Many people still don’t filter water on long-distance trails. We call them sick a lot of the time. Actually, it’s possible to not filter and do fine. I just don’t like the risk when a Sawyer water filter is so inexpensive and lightweight. When we were in France, Bunny and I always filtered and the French never filtered. I saw many people drinking from streams running through fields of livestock. I didn’t hear of anyone getting sick.

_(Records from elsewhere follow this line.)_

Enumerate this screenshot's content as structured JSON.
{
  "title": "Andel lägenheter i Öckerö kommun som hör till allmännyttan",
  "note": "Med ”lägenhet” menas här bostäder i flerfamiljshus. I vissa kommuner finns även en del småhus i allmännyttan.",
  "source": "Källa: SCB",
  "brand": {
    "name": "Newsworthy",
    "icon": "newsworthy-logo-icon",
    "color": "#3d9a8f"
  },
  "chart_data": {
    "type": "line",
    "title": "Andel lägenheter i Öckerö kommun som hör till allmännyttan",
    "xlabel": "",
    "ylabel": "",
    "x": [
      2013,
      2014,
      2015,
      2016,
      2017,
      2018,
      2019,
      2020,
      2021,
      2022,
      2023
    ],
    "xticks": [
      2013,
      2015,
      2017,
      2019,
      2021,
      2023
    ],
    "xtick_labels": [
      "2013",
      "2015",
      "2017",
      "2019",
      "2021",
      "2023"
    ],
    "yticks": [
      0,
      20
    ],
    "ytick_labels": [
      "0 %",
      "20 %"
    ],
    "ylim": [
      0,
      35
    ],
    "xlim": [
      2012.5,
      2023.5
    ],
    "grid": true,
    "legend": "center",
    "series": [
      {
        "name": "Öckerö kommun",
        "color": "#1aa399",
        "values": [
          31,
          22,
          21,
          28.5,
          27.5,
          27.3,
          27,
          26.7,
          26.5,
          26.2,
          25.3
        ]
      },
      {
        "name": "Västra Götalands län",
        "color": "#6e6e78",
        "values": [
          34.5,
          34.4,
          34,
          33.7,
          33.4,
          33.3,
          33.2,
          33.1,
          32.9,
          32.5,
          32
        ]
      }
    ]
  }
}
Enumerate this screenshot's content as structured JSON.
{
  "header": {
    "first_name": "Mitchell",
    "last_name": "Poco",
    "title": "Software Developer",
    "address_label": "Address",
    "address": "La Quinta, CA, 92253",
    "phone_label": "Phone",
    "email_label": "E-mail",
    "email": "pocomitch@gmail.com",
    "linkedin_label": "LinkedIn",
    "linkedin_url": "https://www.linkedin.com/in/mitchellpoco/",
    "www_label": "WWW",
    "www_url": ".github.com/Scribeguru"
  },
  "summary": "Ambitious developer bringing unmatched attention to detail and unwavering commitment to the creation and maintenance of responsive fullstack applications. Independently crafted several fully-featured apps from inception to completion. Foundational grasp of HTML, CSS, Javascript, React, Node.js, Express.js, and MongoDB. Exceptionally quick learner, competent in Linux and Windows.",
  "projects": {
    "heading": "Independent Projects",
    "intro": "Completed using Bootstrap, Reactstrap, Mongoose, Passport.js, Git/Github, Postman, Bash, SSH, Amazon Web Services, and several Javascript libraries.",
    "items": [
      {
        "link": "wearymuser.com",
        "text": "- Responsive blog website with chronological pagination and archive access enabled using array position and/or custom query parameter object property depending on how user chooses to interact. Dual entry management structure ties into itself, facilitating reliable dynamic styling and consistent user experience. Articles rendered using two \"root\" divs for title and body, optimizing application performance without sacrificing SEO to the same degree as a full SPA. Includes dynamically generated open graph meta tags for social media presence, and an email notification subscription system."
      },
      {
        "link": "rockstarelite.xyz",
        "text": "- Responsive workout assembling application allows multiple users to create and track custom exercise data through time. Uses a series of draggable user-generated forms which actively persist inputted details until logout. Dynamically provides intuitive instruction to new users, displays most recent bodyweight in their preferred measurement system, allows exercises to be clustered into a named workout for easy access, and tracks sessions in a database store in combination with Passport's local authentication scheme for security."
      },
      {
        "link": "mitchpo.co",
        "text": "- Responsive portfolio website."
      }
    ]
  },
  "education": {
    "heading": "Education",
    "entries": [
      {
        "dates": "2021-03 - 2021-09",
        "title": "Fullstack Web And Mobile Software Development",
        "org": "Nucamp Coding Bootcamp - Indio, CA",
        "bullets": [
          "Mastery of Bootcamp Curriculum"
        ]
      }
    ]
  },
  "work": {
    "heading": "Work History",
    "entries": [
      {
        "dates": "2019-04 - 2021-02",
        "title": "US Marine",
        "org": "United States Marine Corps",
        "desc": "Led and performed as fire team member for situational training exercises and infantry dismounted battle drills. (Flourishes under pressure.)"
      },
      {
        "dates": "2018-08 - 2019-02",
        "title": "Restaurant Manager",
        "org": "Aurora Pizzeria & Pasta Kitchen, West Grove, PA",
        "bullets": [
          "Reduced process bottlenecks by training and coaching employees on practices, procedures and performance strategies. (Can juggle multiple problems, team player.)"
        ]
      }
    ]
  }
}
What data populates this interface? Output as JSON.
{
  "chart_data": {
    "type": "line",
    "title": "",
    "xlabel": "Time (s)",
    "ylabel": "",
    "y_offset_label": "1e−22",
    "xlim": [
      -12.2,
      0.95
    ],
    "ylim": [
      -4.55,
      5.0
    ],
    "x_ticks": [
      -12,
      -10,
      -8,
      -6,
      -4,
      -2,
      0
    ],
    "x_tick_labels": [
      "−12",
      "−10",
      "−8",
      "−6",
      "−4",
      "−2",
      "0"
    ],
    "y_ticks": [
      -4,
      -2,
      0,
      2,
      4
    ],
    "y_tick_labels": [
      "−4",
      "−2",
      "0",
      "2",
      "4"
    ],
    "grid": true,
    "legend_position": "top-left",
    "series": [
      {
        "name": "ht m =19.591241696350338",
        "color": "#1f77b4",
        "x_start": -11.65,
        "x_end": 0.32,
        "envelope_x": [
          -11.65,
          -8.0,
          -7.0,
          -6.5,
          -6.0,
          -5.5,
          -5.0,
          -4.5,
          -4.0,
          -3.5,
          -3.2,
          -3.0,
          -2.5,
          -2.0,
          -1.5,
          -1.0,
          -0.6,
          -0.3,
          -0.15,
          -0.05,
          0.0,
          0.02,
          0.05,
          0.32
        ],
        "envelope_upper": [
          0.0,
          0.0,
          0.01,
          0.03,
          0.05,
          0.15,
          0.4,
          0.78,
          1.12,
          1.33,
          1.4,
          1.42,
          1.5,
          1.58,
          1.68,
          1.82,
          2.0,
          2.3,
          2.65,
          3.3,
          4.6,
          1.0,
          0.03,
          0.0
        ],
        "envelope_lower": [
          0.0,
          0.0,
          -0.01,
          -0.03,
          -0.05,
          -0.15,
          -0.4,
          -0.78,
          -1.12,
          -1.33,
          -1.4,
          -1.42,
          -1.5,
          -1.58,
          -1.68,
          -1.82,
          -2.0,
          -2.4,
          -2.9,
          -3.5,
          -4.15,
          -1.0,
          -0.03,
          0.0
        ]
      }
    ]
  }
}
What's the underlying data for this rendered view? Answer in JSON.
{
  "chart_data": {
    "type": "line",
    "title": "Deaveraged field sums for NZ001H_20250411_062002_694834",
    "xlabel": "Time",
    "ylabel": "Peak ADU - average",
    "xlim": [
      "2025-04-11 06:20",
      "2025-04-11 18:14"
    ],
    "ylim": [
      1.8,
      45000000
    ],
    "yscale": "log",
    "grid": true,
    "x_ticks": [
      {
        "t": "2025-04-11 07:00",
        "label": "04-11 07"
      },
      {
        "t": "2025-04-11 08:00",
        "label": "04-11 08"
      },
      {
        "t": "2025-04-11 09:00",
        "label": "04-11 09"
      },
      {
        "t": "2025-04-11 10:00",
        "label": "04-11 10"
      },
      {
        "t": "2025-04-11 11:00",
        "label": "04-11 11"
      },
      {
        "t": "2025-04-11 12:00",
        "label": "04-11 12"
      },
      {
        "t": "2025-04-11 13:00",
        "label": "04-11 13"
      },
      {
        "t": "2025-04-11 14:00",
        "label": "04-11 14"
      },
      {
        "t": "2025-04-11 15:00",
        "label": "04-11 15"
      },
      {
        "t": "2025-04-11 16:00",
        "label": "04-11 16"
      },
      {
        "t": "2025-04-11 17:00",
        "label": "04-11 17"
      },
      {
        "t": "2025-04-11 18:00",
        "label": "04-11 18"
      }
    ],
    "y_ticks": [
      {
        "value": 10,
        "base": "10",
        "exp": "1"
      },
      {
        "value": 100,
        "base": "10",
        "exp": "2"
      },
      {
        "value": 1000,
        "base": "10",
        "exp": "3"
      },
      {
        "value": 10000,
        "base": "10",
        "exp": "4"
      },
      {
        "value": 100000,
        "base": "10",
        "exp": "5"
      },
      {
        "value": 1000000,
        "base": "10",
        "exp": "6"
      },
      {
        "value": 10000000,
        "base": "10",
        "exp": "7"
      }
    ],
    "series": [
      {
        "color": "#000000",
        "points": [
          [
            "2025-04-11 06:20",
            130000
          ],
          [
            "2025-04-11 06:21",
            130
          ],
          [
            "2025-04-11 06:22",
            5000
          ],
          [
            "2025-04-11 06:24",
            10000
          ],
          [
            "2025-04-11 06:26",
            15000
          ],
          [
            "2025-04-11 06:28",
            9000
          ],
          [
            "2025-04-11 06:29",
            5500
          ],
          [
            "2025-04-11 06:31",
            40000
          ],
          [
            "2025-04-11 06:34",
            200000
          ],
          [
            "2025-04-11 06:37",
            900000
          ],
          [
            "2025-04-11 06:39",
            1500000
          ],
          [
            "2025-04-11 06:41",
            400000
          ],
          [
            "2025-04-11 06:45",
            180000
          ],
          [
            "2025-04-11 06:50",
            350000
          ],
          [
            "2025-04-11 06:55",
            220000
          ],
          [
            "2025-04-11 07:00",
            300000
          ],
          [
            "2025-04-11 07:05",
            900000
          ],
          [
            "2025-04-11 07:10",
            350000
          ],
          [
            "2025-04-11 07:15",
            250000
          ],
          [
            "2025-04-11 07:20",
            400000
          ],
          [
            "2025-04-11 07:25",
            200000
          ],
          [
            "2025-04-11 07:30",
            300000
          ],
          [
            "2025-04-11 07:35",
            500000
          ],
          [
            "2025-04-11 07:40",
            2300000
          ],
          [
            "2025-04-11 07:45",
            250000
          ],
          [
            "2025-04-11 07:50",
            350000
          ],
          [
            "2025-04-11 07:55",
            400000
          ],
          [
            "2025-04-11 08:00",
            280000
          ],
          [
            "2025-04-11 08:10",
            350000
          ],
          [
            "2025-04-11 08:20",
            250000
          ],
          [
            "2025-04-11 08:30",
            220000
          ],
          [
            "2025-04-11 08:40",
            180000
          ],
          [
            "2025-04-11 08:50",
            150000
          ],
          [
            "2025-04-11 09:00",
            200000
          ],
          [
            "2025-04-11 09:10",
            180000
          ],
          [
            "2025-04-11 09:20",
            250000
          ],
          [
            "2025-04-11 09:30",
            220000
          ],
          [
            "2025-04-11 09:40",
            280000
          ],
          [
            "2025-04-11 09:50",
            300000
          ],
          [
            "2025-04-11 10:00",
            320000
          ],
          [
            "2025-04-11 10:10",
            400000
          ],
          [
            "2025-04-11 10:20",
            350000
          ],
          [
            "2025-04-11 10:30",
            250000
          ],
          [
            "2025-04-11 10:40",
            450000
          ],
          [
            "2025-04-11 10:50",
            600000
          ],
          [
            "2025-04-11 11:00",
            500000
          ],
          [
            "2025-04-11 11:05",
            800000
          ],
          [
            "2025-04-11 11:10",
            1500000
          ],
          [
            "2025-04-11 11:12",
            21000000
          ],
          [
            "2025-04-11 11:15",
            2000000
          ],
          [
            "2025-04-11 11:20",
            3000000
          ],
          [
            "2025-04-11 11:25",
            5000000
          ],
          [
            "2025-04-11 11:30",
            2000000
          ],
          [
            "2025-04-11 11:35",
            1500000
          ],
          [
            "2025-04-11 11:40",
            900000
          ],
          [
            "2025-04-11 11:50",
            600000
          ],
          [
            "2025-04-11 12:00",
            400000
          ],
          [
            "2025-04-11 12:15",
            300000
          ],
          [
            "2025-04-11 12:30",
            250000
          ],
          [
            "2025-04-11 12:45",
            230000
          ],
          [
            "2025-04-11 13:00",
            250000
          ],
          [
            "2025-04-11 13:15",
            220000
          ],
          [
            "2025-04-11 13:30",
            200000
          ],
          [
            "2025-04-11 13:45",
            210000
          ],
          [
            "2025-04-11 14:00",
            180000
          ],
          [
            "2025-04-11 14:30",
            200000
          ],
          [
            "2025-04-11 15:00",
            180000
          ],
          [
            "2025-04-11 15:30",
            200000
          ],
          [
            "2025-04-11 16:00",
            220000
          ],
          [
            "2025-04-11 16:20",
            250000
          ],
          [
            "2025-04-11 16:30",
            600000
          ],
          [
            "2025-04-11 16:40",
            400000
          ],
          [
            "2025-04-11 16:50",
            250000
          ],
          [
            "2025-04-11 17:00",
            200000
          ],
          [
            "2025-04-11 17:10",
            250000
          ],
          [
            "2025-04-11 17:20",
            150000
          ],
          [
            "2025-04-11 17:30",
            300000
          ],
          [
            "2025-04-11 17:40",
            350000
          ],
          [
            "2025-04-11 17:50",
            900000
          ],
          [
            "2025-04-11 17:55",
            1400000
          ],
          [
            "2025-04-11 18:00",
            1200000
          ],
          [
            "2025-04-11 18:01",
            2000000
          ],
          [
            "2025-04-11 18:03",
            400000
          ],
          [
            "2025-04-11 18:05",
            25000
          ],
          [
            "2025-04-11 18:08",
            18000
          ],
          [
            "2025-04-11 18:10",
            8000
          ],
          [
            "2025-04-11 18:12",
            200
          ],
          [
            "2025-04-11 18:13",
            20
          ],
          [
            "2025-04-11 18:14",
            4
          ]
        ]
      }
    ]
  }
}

Last, But not Least, Electronics
Smart phones have probably had the biggest impact on trail life. I seriously question whether kids 25 and under even have internal voices. The range of distraction they provide to younger people who have never not had them in their lives is staggering. One of the things I like about backpacking is the freedom to disconnect and get away. I hate cell phones with a passion. That’s why I don’t have one.
Only my wife carries a cell phone. I try to borrow it every now and then to study Guthook. It is an indispensable part of trail life, having replaced maps and guidebooks. It’s unimaginable to think of going into a town and not having reservations for a place to stay, all worked out ahead of time.
I wish I could say I was electronic free but I suppose I should be honest here. I carry an iPad mini for my blogging and a digital camera (I don’t care what anyone says, iPhones cameras are not good for less than ideal situations). Bunny carries the hated iPhone, as well as a camera, an iPad mini for photo editing, and an InReach tracking device. We each carry power bricks. God help us if our electronics die before town.
In the two years we have been backpacking full-time, I have made a conscious decision to not listen to anything other than nature while walking. It’s the only guideline I have strictly adhered to. I said I wasn’t drinking sodas or eating ice cream. Both of those resolutions failed at the first road crossing we came to, but I will not plug into my ears until I thoroughly hate listening to myself. Wait a minute, I’ve always hated listening to my inner voice. I’m just not going to miss out on trying to shut my inner voice up. Om Padme mani hum—until I am one with nothingness…
The Evolution of Ultralight
Daniel Boone was the first ultralight hiker. He carried a long rifle and a Bowie knife (long before David Bowie was even a gleam in his father’s eye). Everything else was a luxury. If he wanted a bed, he’d shoot a bear, build a fire, cook it, and sleep in the fur. He didn’t mess with TP. Real men use their hands for everything (or find a rabbit; he was the original ad man for Angel Soft).
By Mr. Boone’s standards, today’s ultralighters live a luxurious life on the trail. By an ex-cheerleader’s standards, “Oh, hell no.” We cut where we can but generally carry way more than we need to survive. We both carry Therm-a-Rest pillows and Gossamer Gear Chrome Dome umbrellas; right there is an extra pound each. Because this is our chosen life not just for a single thru-hike, but for multiple years of backpacking, we do not want our experience to be about sacrifice or speed. More power to the speedy ultralighters. We are too stupid and old to go fast. Wave to us as you pass.